As the book points out, this is not consistent at all with the standard frame of economics, in which the economist is a deus ex machina calculating the optimal policy and implementing it – a command-and-control framework of thought that has spread far wider than economics to capture all of public policy and even business decision making.This has extracted a high price and I think is certainly at the root of the present dissatisfaction with economics.
The authors argue that the problem in economics itself is mainly with macro and theory, as the applied micro areas of the field have been steadily moving away from assumed rationality, linearity, static equilibrium etc for some decades now – behavioural economics being the obvious example. In 2000, this led Paul David to declare that ‘neoclassical’ economics was dead. The exception, however, is the one bit of economics that all normal people know about because it’s in the news all the time, not least because of the financial crisis and its aftermath. As the authors write: “Issues of morality, the market and the constitutional order should have been central to the policy debate about macroeconomics. They weren’t. The standard frame eliminated them from discussion.” They are wonderfully scathing about modern DSGE macro, a view with which I wholeheartedly agree. “While microeconomics has evolved considerably in the direction of complexity, progress in macro has been very limited.” What students are currently taught in their macro courses is not useful and in fact inconsistent with empirical reality.
Outside economics, in the wider influence the subject and its approach have had on public policy, reductionism still reigns, and probably will until future generations of people who have studied economics have experienced a different kind of curriculum. Colander and Kuper end with a curriculum reform proposal – economics education is a longstanding interest of David Colander, who contributed a chapter to. Role on the roll-out of INET’s CORE curriculum!

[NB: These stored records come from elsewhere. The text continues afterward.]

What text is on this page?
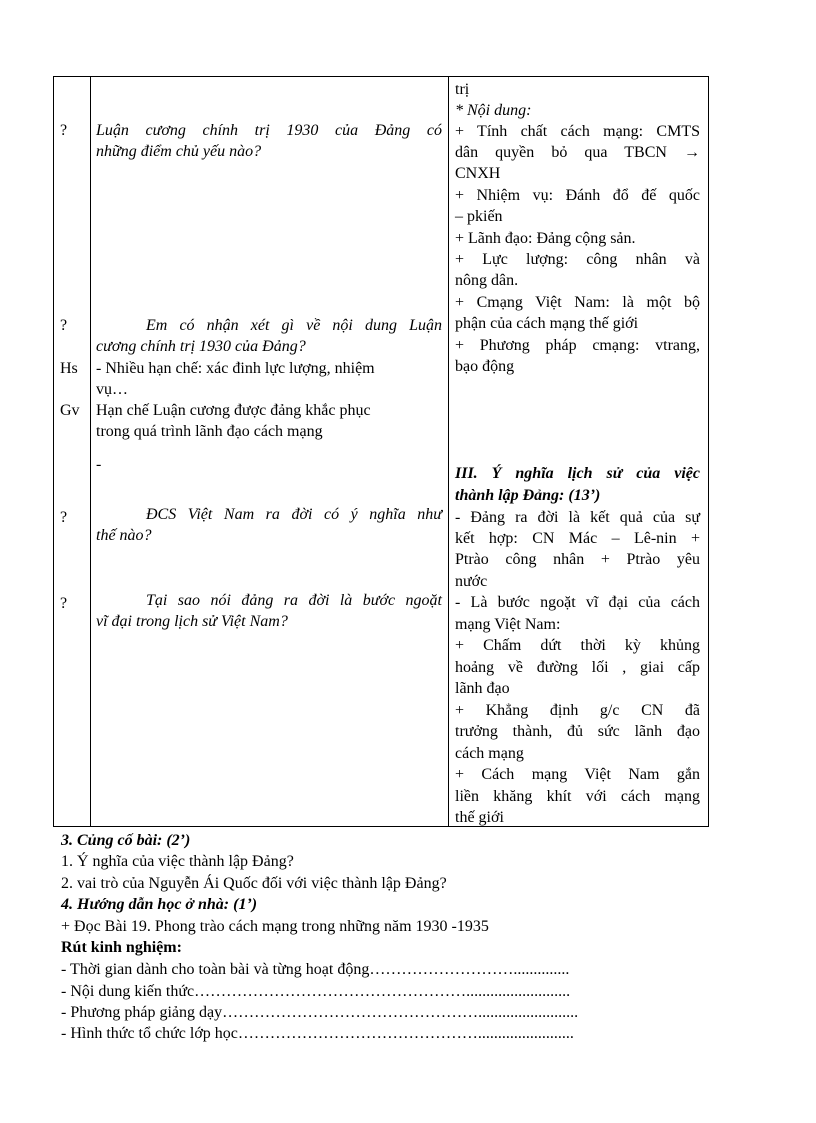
?
?
Hs
Gv
?
?
Luận cương chính trị 1930 của Đảng có
những điểm chủ yếu nào?
Em có nhận xét gì về nội dung Luận
cương chính trị 1930 của Đảng?
- Nhiều hạn chế: xác đinh lực lượng, nhiệm
vụ…
Hạn chế Luận cương được đảng khắc phục
trong quá trình lãnh đạo cách mạng
-
ĐCS Việt Nam ra đời có ý nghĩa như
thế nào?
Tại sao nói đảng ra đời là bước ngoặt
vĩ đại trong lịch sử Việt Nam?
trị
* Nội dung:
+ Tính chất cách mạng: CMTS
dân quyền bỏ qua TBCN →
CNXH
+ Nhiệm vụ: Đánh đổ đế quốc
– pkiến
+ Lãnh đạo: Đảng cộng sản.
+ Lực lượng: công nhân và
nông dân.
+ Cmạng Việt Nam: là một bộ
phận của cách mạng thế giới
+ Phương pháp cmạng: vtrang,
bạo động
III. Ý nghĩa lịch sử của việc
thành lập Đảng: (13’)
- Đảng ra đời là kết quả của sự
kết hợp: CN Mác – Lê-nin +
Ptrào công nhân + Ptrào yêu
nước
- Là bước ngoặt vĩ đại của cách
mạng Việt Nam:
+ Chấm dứt thời kỳ khủng
hoảng về đường lối , giai cấp
lãnh đạo
+ Khẳng định g/c CN đã
trưởng thành, đủ sức lãnh đạo
cách mạng
+ Cách mạng Việt Nam gắn
liền khăng khít với cách mạng
thế giới
3. Củng cố bài: (2’)
1. Ý nghĩa của việc thành lập Đảng?
2. vai trò của Nguyễn Ái Quốc đối với việc thành lập Đảng?
4. Hướng dẫn học ở nhà: (1’)
+ Đọc Bài 19. Phong trào cách mạng trong những năm 1930 -1935
Rút kinh nghiệm:
- Thời gian dành cho toàn bài và từng hoạt động………………………..............
- Nội dung kiến thức……………………………………………..........................
- Phương pháp giảng dạy………………………………………….........................
- Hình thức tổ chức lớp học………………………………………........................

However, I think this book is more useful for people in the policy world rather than universities. It could start to chip away at the damaging idea that policy makers are deus ex machina, outside the system (something I spoke about in my Pro Bono lecture The Economist As Outsider), and focus attention once again on the importance of the institutional, cultural and ethical framework within which people make economic decisions.